Silicon Insider: Branding as Modern-Day Fiasco

ByABC News
December 12, 2001, 11:03 AM

Dec. 12 -- If it's true that you can never successfully go forward until you have learned all of the lessons of the past, then we've just had the final lecture. I wonder if anybody took notes.

In an interesting coincidence recently, a pair of companies made similar announcements. The big one was the collapse of Enron, one of the highest corporate fliers of recent years. The other, little announcement, made 3Com Corp. was that it wasn't planning to renew its lease on the title of San Francisco's Candlestick Park stadium, home of the 49ers.

What did they have in common? Baseball fans know that the ballpark for the Houston Astros has lately been known as Enron Field. Enron paid a $100 million for that dubious honor an amount, given its stock value at the time of the bankrupcy of about two bits per share, represented about one-fifth of the company's total value.

Enron and 3Com weren't alone in this idiocy. Modern American life, from bowl games to golf tournaments to stock car races and from arenas to superdomes, is plastered with corporate brand names and logos, all to little apparent benefit to the advertiser.

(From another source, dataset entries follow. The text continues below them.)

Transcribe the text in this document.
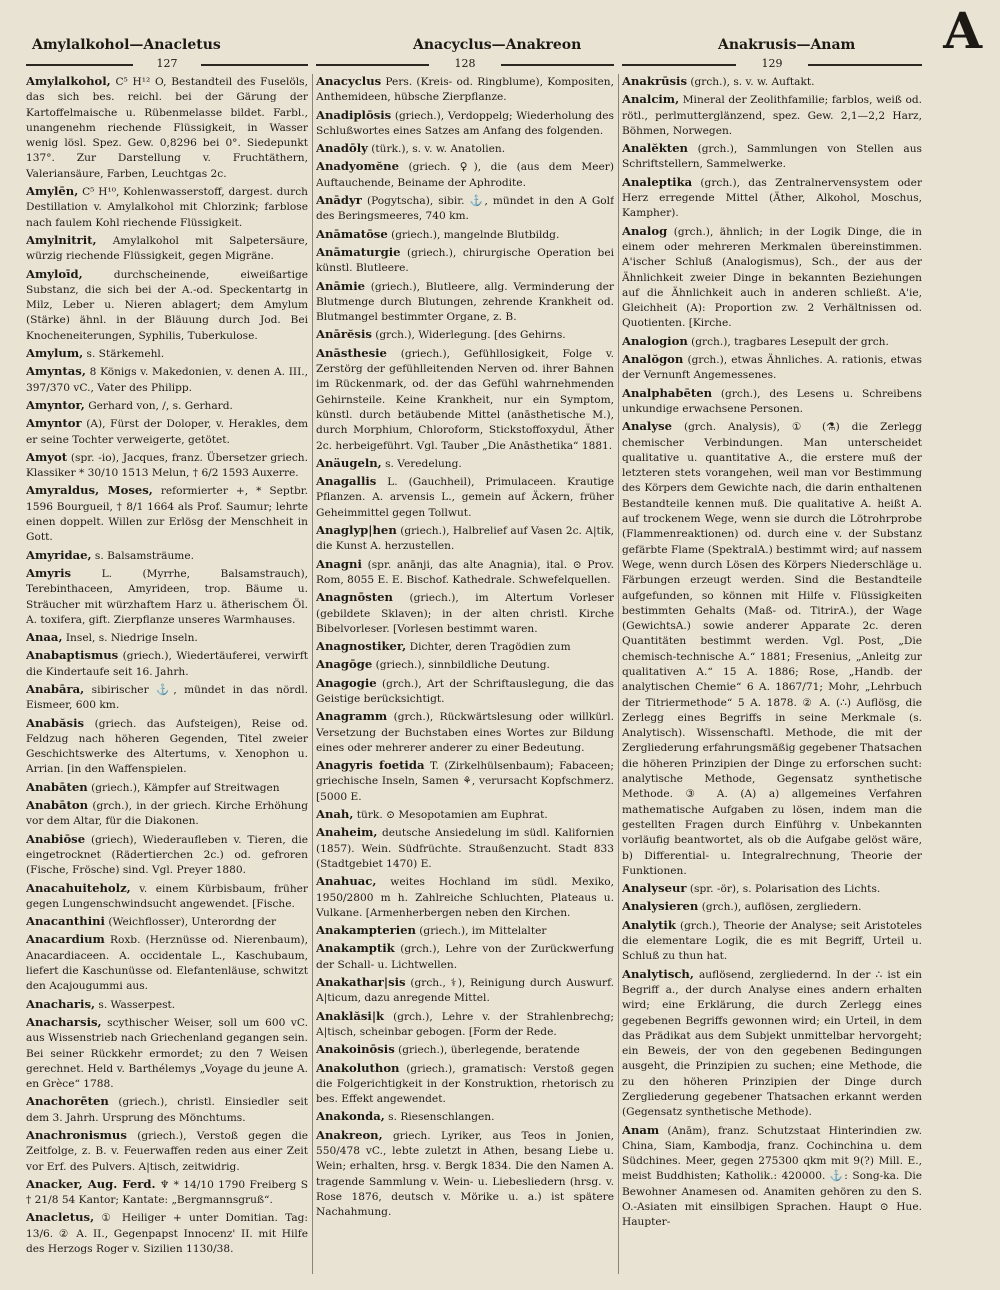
Amylalkohol—Anacletus	Anacyclus—Anakreon	Anakrusis—Anam A
127	128	129
Amylalkohol, C⁵ H¹² O, Bestandteil des Fuselöls, das sich bes. reichl. bei der Gärung der Kartoffelmaische u. Rübenmelasse bildet. Farbl., unangenehm riechende Flüssigkeit, in Wasser wenig lösl. Spez. Gew. 0,8296 bei 0°. Siedepunkt 137°. Zur Darstellung v. Fruchtäthern, Valeriansäure, Farben, Leuchtgas 2c.
Amylēn, C⁵ H¹⁰, Kohlenwasserstoff, dargest. durch Destillation v. Amylalkohol mit Chlorzink; farblose nach faulem Kohl riechende Flüssigkeit.
Amylnitrit, Amylalkohol mit Salpetersäure, würzig riechende Flüssigkeit, gegen Migräne.
Amyloīd,	durchscheinende, eiweißartige Substanz, die sich bei der A.-od. Speckentartg in Milz, Leber u. Nieren ablagert; dem Amylum (Stärke) ähnl. in der Bläuung durch Jod. Bei Knocheneiterungen, Syphilis, Tuberkulose.
Amylum, s. Stärkemehl.
Amyntas, 8 Königs v. Makedonien, v. denen A. III., 397/370 vC., Vater des Philipp.
Amyntor, Gerhard von, /, s. Gerhard.
Amyntor (A), Fürst der Doloper, v. Herakles, dem er seine Tochter verweigerte, getötet.
Amyot (spr. -io), Jacques, franz. Übersetzer griech. Klassiker * 30/10 1513 Melun, † 6/2 1593 Auxerre.
Amyraldus, Moses, reformierter +, * Septbr. 1596 Bourgueil, † 8/1 1664 als Prof. Saumur; lehrte einen doppelt. Willen zur Erlösg der Menschheit in Gott.
Amyridae, s. Balsamsträume.
Amyris	L. (Myrrhe, Balsamstrauch), Terebinthaceen, Amyrideen, trop. Bäume u. Sträucher mit würzhaftem Harz u. ätherischem Öl. A. toxifera, gift. Zierpflanze unseres Warmhauses.
Anaa, Insel, s. Niedrige Inseln.
Anabaptismus (griech.), Wiedertäuferei, verwirft die Kindertaufe seit 16. Jahrh.
Anabāra, sibirischer ⚓, mündet in das nördl. Eismeer, 600 km.
Anabăsis (griech. das Aufsteigen), Reise od. Feldzug nach höheren Gegenden, Titel zweier Geschichtswerke des Altertums, v. Xenophon u. Arrian. [in den Waffenspielen.
Anabāten (griech.), Kämpfer auf Streitwagen
Anabāton (grch.), in der griech. Kirche Erhöhung vor dem Altar, für die Diakonen.
Anabiōse (griech), Wiederaufleben v. Tieren, die eingetrocknet (Rädertierchen 2c.) od. gefroren (Fische, Frösche) sind. Vgl. Preyer 1880.
Anacahuiteholz, v. einem Kürbisbaum, früher gegen Lungenschwindsucht angewendet. [Fische.
Anacanthini (Weichflosser), Unterordng der
Anacardium Roxb. (Herznüsse od. Nierenbaum), Anacardiaceen. A. occidentale L., Kaschubaum, liefert die Kaschunüsse od. Elefantenläuse, schwitzt den Acajougummi aus.
Anacharis, s. Wasserpest.
Anacharsis, scythischer Weiser, soll um 600 vC. aus Wissenstrieb nach Griechenland gegangen sein. Bei seiner Rückkehr ermordet; zu den 7 Weisen gerechnet. Held v. Barthélemys „Voyage du jeune A. en Grèce“ 1788.
Anachorēten (griech.), christl. Einsiedler seit dem 3. Jahrh. Ursprung des Mönchtums.
Anachronismus (griech.), Verstoß gegen die Zeitfolge, z. B. v. Feuerwaffen reden aus einer Zeit vor Erf. des Pulvers. A|tisch, zeitwidrig.
Anacker, Aug. Ferd. ♆ * 14/10 1790 Freiberg S † 21/8 54 Kantor; Kantate: „Bergmannsgruß“.
Anacletus, ① Heiliger + unter Domitian. Tag: 13/6. ② A. II., Gegenpapst Innocenz' II. mit Hilfe des Herzogs Roger v. Sizilien 1130/38.
Anacyclus Pers. (Kreis- od. Ringblume), Kompositen, Anthemideen, hübsche Zierpflanze.
Anadiplōsis (griech.), Verdoppelg; Wiederholung des Schlußwortes eines Satzes am Anfang des folgenden.
Anadōly (türk.), s. v. w. Anatolien.
Anadyomĕne (griech. ♀), die (aus dem Meer) Auftauchende, Beiname der Aphrodite.
Anādyr (Pogytscha), sibir. ⚓, mündet in den A Golf des Beringsmeeres, 740 km.
Anāmatōse (griech.), mangelnde Blutbildg.
Anāmaturgie (griech.), chirurgische Operation bei künstl. Blutleere.
Anāmie (griech.), Blutleere, allg. Verminderung der Blutmenge durch Blutungen, zehrende Krankheit od. Blutmangel bestimmter Organe, z. B.
Anārĕsis (grch.), Widerlegung. [des Gehirns.
Anāsthesie (griech.), Gefühllosigkeit, Folge v. Zerstörg der gefühlleitenden Nerven od. ihrer Bahnen im Rückenmark, od. der das Gefühl wahrnehmenden Gehirnsteile. Keine Krankheit, nur ein Symptom, künstl. durch betäubende Mittel (anāsthetische M.), durch Morphium, Chloroform, Stickstoffoxydul, Äther 2c. herbeigeführt. Vgl. Tauber „Die Anāsthetika“ 1881.
Anäugeln, s. Veredelung.
Anagallis L. (Gauchheil), Primulaceen. Krautige Pflanzen. A. arvensis L., gemein auf Äckern, früher Geheimmittel gegen Tollwut.
Anaglyp|hen (griech.), Halbrelief auf Vasen 2c. A|tik, die Kunst A. herzustellen.
Anagni (spr. anānji, das alte Anagnia), ital. ⊙ Prov. Rom, 8055 E. E. Bischof. Kathedrale. Schwefelquellen.
Anagnōsten (griech.), im Altertum Vorleser (gebildete Sklaven); in der alten christl. Kirche Bibelvorleser. [Vorlesen bestimmt waren.
Anagnostiker, Dichter, deren Tragödien zum
Anagōge (griech.), sinnbildliche Deutung.
Anagogie (grch.), Art der Schriftauslegung, die das Geistige berücksichtigt.
Anagramm (grch.), Rückwärtslesung oder willkürl. Versetzung der Buchstaben eines Wortes zur Bildung eines oder mehrerer anderer zu einer Bedeutung.
Anagyris foetida T. (Zirkelhülsenbaum); Fabaceen; griechische Inseln, Samen ⚘, verursacht Kopfschmerz. [5000 E.
Anah, türk. ⊙ Mesopotamien am Euphrat.
Anaheim, deutsche Ansiedelung im südl. Kalifornien (1857). Wein. Südfrüchte. Straußenzucht. Stadt 833 (Stadtgebiet 1470) E.
Anahuac, weites Hochland im südl. Mexiko, 1950/2800 m h. Zahlreiche Schluchten, Plateaus u. Vulkane. [Armenherbergen neben den Kirchen.
Anakampterien (griech.), im Mittelalter
Anakamptik (grch.), Lehre von der Zurückwerfung der Schall- u. Lichtwellen.
Anakathar|sis (grch., ⚕), Reinigung durch Auswurf. A|ticum, dazu anregende Mittel.
Anaklăsi|k (grch.), Lehre v. der Strahlenbrechg; A|tisch, scheinbar gebogen. [Form der Rede.
Anakoinōsis (griech.), überlegende, beratende
Anakoluthon (griech.), gramatisch: Verstoß gegen die Folgerichtigkeit in der Konstruktion, rhetorisch zu bes. Effekt angewendet.
Anakonda, s. Riesenschlangen.
Anakreon, griech. Lyriker, aus Teos in Jonien, 550/478 vC., lebte zuletzt in Athen, besang Liebe u. Wein; erhalten, hrsg. v. Bergk 1834. Die den Namen A. tragende Sammlung v. Wein- u. Liebesliedern (hrsg. v. Rose 1876, deutsch v. Mörike u. a.) ist spätere Nachahmung.
Anakrūsis (grch.), s. v. w. Auftakt.
Analcim, Mineral der Zeolithfamilie; farblos, weiß od. rötl., perlmutterglänzend, spez. Gew. 2,1—2,2 Harz, Böhmen, Norwegen.
Analĕkten (grch.), Sammlungen von Stellen aus Schriftstellern, Sammelwerke.
Analeptika (grch.), das Zentralnervensystem oder Herz erregende Mittel (Äther, Alkohol, Moschus, Kampher).
Analog (grch.), ähnlich; in der Logik Dinge, die in einem oder mehreren Merkmalen übereinstimmen. A'ischer Schluß (Analogismus), Sch., der aus der Ähnlichkeit zweier Dinge in bekannten Beziehungen auf die Ähnlichkeit auch in anderen schließt. A'ie, Gleichheit (A): Proportion zw. 2 Verhältnissen od. Quotienten. [Kirche.
Analogion (grch.), tragbares Lesepult der grch.
Analŏgon (grch.), etwas Ähnliches. A. rationis, etwas der Vernunft Angemessenes.
Analphabēten (grch.), des Lesens u. Schreibens unkundige erwachsene Personen.
Analyse (grch. Analysis), ① (⚗) die Zerlegg chemischer Verbindungen. Man unterscheidet qualitative u. quantitative A., die erstere muß der letzteren stets vorangehen, weil man vor Bestimmung des Körpers dem Gewichte nach, die darin enthaltenen Bestandteile kennen muß. Die qualitative A. heißt A. auf trockenem Wege, wenn sie durch die Lötrohrprobe (Flammenreaktionen) od. durch eine v. der Substanz gefärbte Flame (SpektralA.) bestimmt wird; auf nassem Wege, wenn durch Lösen des Körpers Niederschläge u. Färbungen erzeugt werden. Sind die Bestandteile aufgefunden, so können mit Hilfe v. Flüssigkeiten bestimmten Gehalts (Maß- od. TitrirA.), der Wage (GewichtsA.) sowie anderer Apparate 2c. deren Quantitäten bestimmt werden. Vgl. Post, „Die chemisch-technische A.“ 1881; Fresenius, „Anleitg zur qualitativen A.“ 15 A. 1886; Rose, „Handb. der analytischen Chemie“ 6 A. 1867/71; Mohr, „Lehrbuch der Titriermethode“ 5 A. 1878. ② A. (∴) Auflösg, die Zerlegg eines Begriffs in seine Merkmale (s. Analytisch). Wissenschaftl. Methode, die mit der Zergliederung erfahrungsmäßig gegebener Thatsachen die höheren Prinzipien der Dinge zu erforschen sucht: analytische Methode, Gegensatz synthetische Methode. ③ A. (A) a) allgemeines Verfahren mathematische Aufgaben zu lösen, indem man die gestellten Fragen durch Einführg v. Unbekannten vorläufig beantwortet, als ob die Aufgabe gelöst wäre, b) Differential- u. Integralrechnung, Theorie der Funktionen.
Analyseur (spr. -ör), s. Polarisation des Lichts.
Analysieren (grch.), auflösen, zergliedern.
Analytik (grch.), Theorie der Analyse; seit Aristoteles die elementare Logik, die es mit Begriff, Urteil u. Schluß zu thun hat.
Analytisch, auflösend, zergliedernd. In der ∴ ist ein Begriff a., der durch Analyse eines andern erhalten wird; eine Erklärung, die durch Zerlegg eines gegebenen Begriffs gewonnen wird; ein Urteil, in dem das Prädikat aus dem Subjekt unmittelbar hervorgeht; ein Beweis, der von den gegebenen Bedingungen ausgeht, die Prinzipien zu suchen; eine Methode, die zu den höheren Prinzipien der Dinge durch Zergliederung gegebener Thatsachen erkannt werden (Gegensatz synthetische Methode).
Anam (Anām), franz. Schutzstaat Hinterindien zw. China, Siam, Kambodja, franz. Cochinchina u. dem Südchines. Meer, gegen 275300 qkm mit 9(?) Mill. E., meist Buddhisten; Katholik.: 420000. ⚓: Song-ka. Die Bewohner Anamesen od. Anamiten gehören zu den S. O.-Asiaten mit einsilbigen Sprachen. Haupt ⊙ Hue. Haupter-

This is what happens when you let the marketing department run the show. We've learned a lot of things in the last year about business: The old rules still apply. But the one big one that no seems to have noticed is this: Branding is bulls---.

Let me put it another way: If your company seriously contemplates embarking on a multimillion-dollar marketing campaign that is designed not to sell products or services, but solely to enhance the company's image, start typing your resume.

A Devils Bargain

The last 10 years have seen the apotheosis of corporate marketing. Business used to be about tough guys in manufacturing and dry bean counters in finance. These days it's about publicists, ad placement specialists and focus groups. It has been a devil's bargain, and we are now paying the price.

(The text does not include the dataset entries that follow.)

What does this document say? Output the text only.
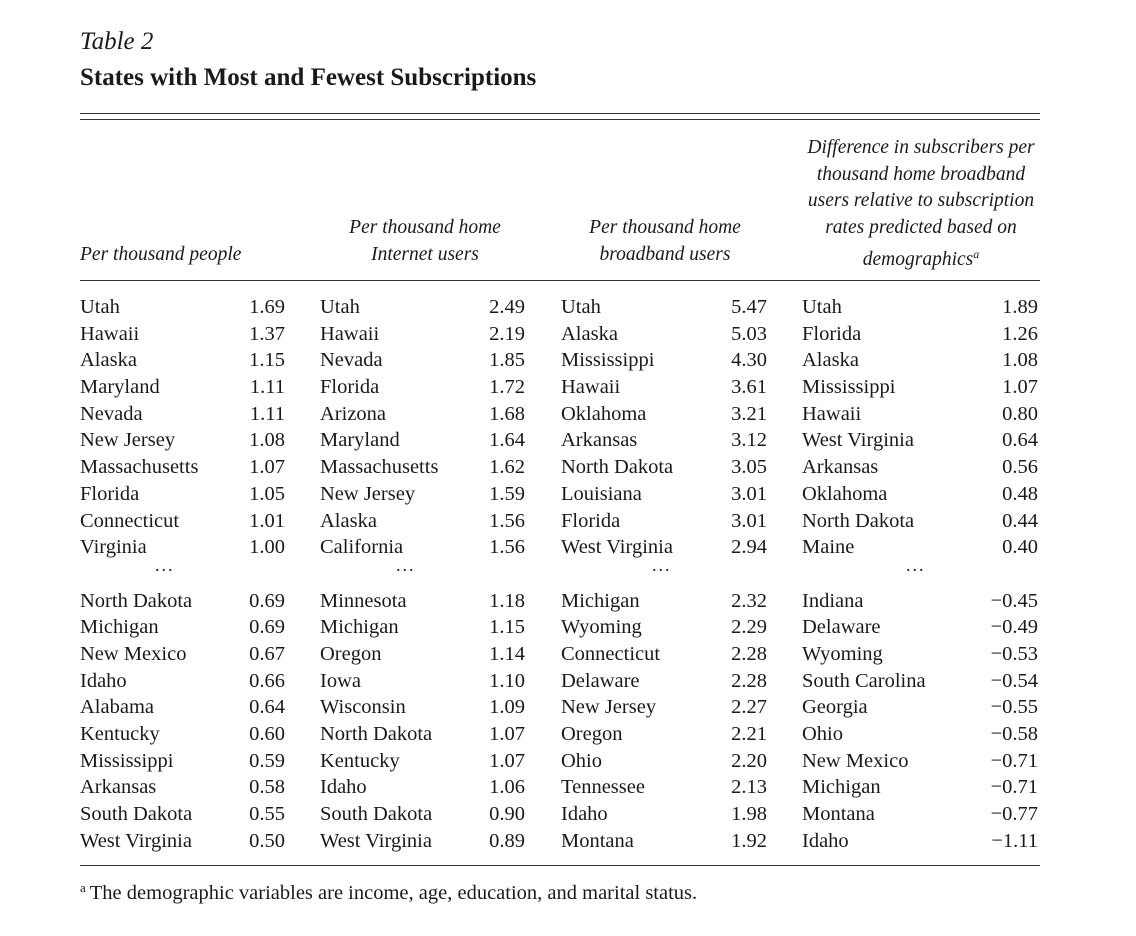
Table 2
States with Most and Fewest Subscriptions
Per thousand people
Per thousand home
Internet users
Per thousand home
broadband users
Difference in subscribers per
thousand home broadband
users relative to subscription
rates predicted based on
demographics$^a$
Utah	1.69 Utah	2.49 Utah	5.47 Utah	1.89
Hawaii	1.37 Hawaii	2.19 Alaska	5.03 Florida	1.26
Alaska	1.15 Nevada	1.85 Mississippi	4.30 Alaska	1.08
Maryland	1.11 Florida	1.72 Hawaii	3.61 Mississippi	1.07
Nevada	1.11 Arizona	1.68 Oklahoma	3.21 Hawaii	0.80
New Jersey	1.08 Maryland	1.64 Arkansas	3.12 West Virginia	0.64
Massachusetts 1.07 Massachusetts 1.62 North Dakota	3.05 Arkansas	0.56
Florida	1.05 New Jersey	1.59 Louisiana	3.01 Oklahoma	0.48
Connecticut	1.01 Alaska	1.56 Florida	3.01 North Dakota	0.44
Virginia	1.00 California	1.56 West Virginia	2.94 Maine	0.40
...	...	...	...
North Dakota	0.69 Minnesota	1.18 Michigan	2.32 Indiana	−0.45
Michigan	0.69 Michigan	1.15 Wyoming	2.29 Delaware	−0.49
New Mexico	0.67 Oregon	1.14 Connecticut	2.28 Wyoming	−0.53
Idaho	0.66 Iowa	1.10 Delaware	2.28 South Carolina	−0.54
Alabama	0.64 Wisconsin	1.09 New Jersey	2.27 Georgia	−0.55
Kentucky	0.60 North Dakota	1.07 Oregon	2.21 Ohio	−0.58
Mississippi	0.59 Kentucky	1.07 Ohio	2.20 New Mexico	−0.71
Arkansas	0.58 Idaho	1.06 Tennessee	2.13 Michigan	−0.71
South Dakota	0.55 South Dakota	0.90 Idaho	1.98 Montana	−0.77
West Virginia	0.50 West Virginia	0.89 Montana	1.92 Idaho	−1.11
$^a$ The demographic variables are income, age, education, and marital status.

It all began innocently enough, and with the best intentions. One of the glories of American industry is its powerful right arm in academia, research institutions and think tanks. As American industry races along in its pragmatic way, innovating new products, services, organizational models and competitive techniques, these professional observers follow along closely in its wake, codifying these new ideas, giving them titles and terms, and determining how to disseminate them across society.